こんにちは。
札幌のダブルケア介護コンサルタントの野嶋成美です。
私とある活動を一緒にしている方のお母さんが、認知症になったそうです。
それを知ったのはSNSで。
認知症のことを書くのは、彼女にとって相当の覚悟と決心がいたことでしょう。
きっと立場上、自分の状況を知らせなくてはならなかったのだと思います。
出来るだけ客観的に、正確に伝わるように書かれている記事を読んで、でも、大変さも伝わってきて、身につまされる気持ちになりました。
その記事にたくさんのコメントがついていたけれど、私は何を書いても違う気がして、何も書けませんでした。
彼女は医療関係の仕事(医師)をしているので、普段はケアする側です。
彼女はもともと自分も病気を抱えているので、患者としての立場もわかってます。
自分の体調と折り合いをつけながら、仕事にNPO活動にと、精力的に働いています。
いろいろな病のたくさんの人や家族を診ている彼女も、自分が患者の家族の立場になると、見え方が違ってくるようです。

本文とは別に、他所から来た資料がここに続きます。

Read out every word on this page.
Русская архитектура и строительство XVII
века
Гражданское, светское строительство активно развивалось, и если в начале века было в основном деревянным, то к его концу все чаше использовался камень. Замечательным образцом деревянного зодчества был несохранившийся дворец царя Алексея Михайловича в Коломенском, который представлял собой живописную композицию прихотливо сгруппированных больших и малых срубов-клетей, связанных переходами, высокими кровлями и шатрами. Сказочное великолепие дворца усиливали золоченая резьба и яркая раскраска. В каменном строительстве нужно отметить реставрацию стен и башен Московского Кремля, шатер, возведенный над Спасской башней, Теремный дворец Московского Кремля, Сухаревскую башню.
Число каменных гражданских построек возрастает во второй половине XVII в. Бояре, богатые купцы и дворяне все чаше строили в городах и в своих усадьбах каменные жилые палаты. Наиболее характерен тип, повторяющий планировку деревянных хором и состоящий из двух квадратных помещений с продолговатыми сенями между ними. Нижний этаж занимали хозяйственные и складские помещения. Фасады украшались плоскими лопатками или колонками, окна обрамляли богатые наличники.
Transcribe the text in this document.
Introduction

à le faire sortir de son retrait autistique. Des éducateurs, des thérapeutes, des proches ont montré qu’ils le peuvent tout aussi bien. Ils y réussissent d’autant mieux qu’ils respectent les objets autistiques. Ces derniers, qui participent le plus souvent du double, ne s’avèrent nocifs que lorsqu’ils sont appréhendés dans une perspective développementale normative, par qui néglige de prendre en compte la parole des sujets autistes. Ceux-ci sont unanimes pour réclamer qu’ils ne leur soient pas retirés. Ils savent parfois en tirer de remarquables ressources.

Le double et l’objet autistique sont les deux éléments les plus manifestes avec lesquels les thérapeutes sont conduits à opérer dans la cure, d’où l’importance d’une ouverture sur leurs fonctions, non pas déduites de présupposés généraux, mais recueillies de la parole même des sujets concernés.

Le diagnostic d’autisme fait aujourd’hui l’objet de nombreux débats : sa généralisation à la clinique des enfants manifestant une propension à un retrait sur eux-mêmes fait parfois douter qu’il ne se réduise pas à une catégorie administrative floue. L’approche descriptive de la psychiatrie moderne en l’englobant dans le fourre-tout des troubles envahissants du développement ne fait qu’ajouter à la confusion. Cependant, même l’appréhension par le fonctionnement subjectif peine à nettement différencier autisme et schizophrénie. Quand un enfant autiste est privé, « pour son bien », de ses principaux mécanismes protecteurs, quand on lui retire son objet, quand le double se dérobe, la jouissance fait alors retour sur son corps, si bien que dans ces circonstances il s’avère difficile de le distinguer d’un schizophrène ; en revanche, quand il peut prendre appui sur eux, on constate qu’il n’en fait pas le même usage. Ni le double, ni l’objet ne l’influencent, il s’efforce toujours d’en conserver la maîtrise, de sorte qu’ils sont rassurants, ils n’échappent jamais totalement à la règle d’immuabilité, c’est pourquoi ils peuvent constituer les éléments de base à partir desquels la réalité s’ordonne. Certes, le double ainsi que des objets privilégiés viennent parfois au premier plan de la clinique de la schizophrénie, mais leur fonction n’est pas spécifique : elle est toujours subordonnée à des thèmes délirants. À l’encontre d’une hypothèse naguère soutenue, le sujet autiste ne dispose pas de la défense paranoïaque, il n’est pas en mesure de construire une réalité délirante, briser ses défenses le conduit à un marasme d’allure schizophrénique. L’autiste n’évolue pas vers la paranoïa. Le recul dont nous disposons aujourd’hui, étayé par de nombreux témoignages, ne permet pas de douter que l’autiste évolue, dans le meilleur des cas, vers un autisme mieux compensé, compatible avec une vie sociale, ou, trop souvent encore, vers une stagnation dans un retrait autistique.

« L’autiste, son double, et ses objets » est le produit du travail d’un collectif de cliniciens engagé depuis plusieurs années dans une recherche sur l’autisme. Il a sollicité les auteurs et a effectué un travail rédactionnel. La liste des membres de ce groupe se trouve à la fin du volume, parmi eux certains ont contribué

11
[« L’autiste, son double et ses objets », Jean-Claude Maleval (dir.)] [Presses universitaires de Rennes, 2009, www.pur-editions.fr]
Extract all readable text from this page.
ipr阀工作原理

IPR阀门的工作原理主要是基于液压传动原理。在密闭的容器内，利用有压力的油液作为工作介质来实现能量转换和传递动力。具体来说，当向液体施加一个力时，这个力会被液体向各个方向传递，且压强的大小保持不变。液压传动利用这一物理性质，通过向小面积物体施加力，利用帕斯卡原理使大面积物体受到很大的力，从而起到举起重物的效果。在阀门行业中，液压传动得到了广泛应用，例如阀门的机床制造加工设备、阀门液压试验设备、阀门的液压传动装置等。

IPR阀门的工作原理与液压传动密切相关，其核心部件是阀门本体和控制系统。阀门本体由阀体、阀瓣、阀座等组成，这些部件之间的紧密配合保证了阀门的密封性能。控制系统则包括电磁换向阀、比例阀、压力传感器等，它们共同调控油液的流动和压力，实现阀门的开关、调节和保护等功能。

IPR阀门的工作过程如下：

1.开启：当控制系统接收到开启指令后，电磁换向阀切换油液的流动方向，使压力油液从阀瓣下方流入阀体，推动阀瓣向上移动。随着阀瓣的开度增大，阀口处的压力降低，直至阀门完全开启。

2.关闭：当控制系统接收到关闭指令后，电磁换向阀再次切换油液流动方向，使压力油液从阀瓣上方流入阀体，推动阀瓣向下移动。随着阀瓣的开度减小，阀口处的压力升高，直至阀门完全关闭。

彼女に会ったときに、お母さんが認知症になったことで「久し振りに当事者になった」と言って話してくれました。
「ケアマネさんに、どんなに優しく笑顔で言われても「もう少し家族との時間がとれたらいいですね」という言葉は刃物のように胸に刺さったの。」
自分が責められているように聞こえてしまったそうです。
正しいことだし、責めている言葉ではないことは十分理解しているのに、です。
彼女は包容力があり、柔軟な考え方をする方です。
何でもできる方なので、私には別の世界にいる人だと思っていました。
でも違いました。
私と同じように、言葉に傷付いてしまうのですね。
医療に携わっていても、親を介護するときは一緒なんですね。
どのような職業でも、介護をする家族の気持ちは、疲れていて傷つきやすいのです。
このことを、まわりはもっと理解してほしいと思いました。